MKS/MKSR and NPHP proteins form part of a functional interaction network required for an early stage of ciliogenesis and formation of an intact ciliary gate. (A) Previously identified physical interactions between C. elegans or mammalian TZ proteins (see also Table S1 A). Interactions between MKS1 and MKS3 and between NPHP1, NPHP4, and MKS5 were identified in mammals. The interaction between MKSR1 and MKSR2 was identified in C. elegans. (B) Summary of hierarchy analysis uncovering the requirement of some TZ proteins for normal localization of others. Black arrows represent previously known requirements (arrows point away from the protein required for localization of the other). Red arrows represent novel requirements uncovered in this study. (C) Summary of functional (genetic) interactions between C. elegans TZ components influencing ciliogenesis.

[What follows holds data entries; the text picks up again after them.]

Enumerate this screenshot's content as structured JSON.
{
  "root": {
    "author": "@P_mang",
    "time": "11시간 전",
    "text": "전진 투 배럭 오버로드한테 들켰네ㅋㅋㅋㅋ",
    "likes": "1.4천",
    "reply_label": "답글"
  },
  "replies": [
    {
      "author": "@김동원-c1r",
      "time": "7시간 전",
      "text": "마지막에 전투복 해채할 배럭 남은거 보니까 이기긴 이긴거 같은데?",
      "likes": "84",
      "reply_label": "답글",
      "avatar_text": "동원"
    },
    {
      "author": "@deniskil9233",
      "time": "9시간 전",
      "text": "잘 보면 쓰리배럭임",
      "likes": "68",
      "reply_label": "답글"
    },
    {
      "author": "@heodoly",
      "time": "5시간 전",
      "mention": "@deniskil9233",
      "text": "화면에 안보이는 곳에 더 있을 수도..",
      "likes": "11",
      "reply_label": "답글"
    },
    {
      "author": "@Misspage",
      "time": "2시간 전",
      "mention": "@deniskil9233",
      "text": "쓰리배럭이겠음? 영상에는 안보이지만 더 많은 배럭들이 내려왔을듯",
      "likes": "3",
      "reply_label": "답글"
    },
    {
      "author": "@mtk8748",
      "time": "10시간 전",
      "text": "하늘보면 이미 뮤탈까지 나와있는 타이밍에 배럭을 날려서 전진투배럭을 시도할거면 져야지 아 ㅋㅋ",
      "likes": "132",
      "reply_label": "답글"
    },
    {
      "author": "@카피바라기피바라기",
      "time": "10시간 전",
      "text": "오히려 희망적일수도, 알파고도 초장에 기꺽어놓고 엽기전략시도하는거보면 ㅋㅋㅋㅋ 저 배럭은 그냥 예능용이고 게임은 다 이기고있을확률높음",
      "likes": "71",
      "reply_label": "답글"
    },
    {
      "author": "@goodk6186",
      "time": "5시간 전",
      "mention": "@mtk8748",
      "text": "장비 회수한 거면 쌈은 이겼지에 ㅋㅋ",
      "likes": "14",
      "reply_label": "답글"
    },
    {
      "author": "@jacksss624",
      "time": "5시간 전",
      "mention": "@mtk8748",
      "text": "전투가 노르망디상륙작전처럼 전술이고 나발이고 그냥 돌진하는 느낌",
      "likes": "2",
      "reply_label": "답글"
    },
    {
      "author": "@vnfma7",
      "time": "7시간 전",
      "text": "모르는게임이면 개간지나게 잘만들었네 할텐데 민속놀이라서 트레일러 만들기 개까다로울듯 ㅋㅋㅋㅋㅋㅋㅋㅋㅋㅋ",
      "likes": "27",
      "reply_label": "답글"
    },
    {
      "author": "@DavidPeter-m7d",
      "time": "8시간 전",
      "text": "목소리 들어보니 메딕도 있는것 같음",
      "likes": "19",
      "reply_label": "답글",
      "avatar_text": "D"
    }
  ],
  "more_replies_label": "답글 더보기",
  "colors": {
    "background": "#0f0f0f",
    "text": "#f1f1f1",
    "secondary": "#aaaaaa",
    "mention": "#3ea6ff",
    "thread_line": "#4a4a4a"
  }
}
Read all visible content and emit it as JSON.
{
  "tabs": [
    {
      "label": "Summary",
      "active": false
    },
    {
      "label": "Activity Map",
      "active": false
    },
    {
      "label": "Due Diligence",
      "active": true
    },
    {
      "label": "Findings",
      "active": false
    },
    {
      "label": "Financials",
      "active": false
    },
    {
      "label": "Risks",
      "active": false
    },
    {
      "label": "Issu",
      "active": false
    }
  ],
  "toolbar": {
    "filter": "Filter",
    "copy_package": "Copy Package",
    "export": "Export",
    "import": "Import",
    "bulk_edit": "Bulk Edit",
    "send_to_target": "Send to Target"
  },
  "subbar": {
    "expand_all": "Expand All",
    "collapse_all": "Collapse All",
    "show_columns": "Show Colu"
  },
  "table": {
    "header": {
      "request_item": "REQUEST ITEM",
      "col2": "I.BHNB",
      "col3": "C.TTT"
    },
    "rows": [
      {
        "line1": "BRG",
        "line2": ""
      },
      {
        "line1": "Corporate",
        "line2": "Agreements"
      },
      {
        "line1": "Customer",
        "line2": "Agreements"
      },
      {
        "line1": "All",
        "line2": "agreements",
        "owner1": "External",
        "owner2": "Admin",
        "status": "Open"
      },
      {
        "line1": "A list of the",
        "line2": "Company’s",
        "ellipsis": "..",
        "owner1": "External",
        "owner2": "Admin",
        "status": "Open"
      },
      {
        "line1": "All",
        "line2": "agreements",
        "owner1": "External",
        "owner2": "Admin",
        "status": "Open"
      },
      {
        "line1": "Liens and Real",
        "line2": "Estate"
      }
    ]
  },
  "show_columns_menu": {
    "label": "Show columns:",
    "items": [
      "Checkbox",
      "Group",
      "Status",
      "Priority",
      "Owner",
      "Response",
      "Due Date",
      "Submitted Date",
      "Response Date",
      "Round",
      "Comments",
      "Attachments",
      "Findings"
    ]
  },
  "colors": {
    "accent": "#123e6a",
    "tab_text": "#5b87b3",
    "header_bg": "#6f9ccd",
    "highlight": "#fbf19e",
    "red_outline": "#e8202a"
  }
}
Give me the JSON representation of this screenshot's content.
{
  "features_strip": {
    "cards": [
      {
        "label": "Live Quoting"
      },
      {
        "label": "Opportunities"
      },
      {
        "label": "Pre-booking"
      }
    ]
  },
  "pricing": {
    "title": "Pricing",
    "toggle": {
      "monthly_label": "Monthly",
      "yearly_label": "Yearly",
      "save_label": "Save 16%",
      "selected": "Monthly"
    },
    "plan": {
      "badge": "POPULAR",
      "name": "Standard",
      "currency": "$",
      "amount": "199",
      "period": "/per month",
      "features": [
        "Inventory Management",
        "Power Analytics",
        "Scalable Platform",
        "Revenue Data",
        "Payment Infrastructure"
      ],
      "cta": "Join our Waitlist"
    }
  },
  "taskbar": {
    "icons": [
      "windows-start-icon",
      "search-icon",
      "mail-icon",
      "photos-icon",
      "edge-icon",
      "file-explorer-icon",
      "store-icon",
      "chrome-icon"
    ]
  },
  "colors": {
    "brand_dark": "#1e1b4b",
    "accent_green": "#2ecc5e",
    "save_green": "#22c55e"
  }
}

Black lines represent previously known functional interactions, and red lines represent genetic interactions uncovered in this study (dye-filling/ciliogenesis and/or BB docking/anchoring and ciliary structures, as revealed by TEM). Modular assignments based on these functional interactions and hierarchy analysis data are represented by stars. (D) Model depicting early and late events in ciliogenesis, first involving transition zone (TZ) proteins and then IFT-associated proteins. Top pathway: in some mammalian cell types, the earliest step of ciliogenesis involves binding of a ciliary vesicle (CV) to the mother centriole, followed by migration of the centriole-CV toward the plasma membrane (PM). At some point a ciliary bud (likely to be a maturing TZ) emerges, invaginating the CV. Bottom pathway: in other cells, the CV may be expendable, and docking of the centriole/developing TZ occurs directly with the PM. During these early steps, interactions between the BB and TZ with the membrane depend on MKS/MKSR/NPHP TZ proteins. Assembly of the TZ in early ciliogenesis likely coincides with formation (of at least part) of the ciliary gate, and MKS/MKSR/NPHP proteins are functional/structural elements of this mechanism. IFT and BBS proteins are not necessary for formation of the TZ or for BB/TZ anchoring to the membrane during early ciliogenesis, but after these events IFT proteins participate in building (and maintaining) the rest of the ciliary axoneme, and BBS proteins participate in the delivery of ciliary cargo.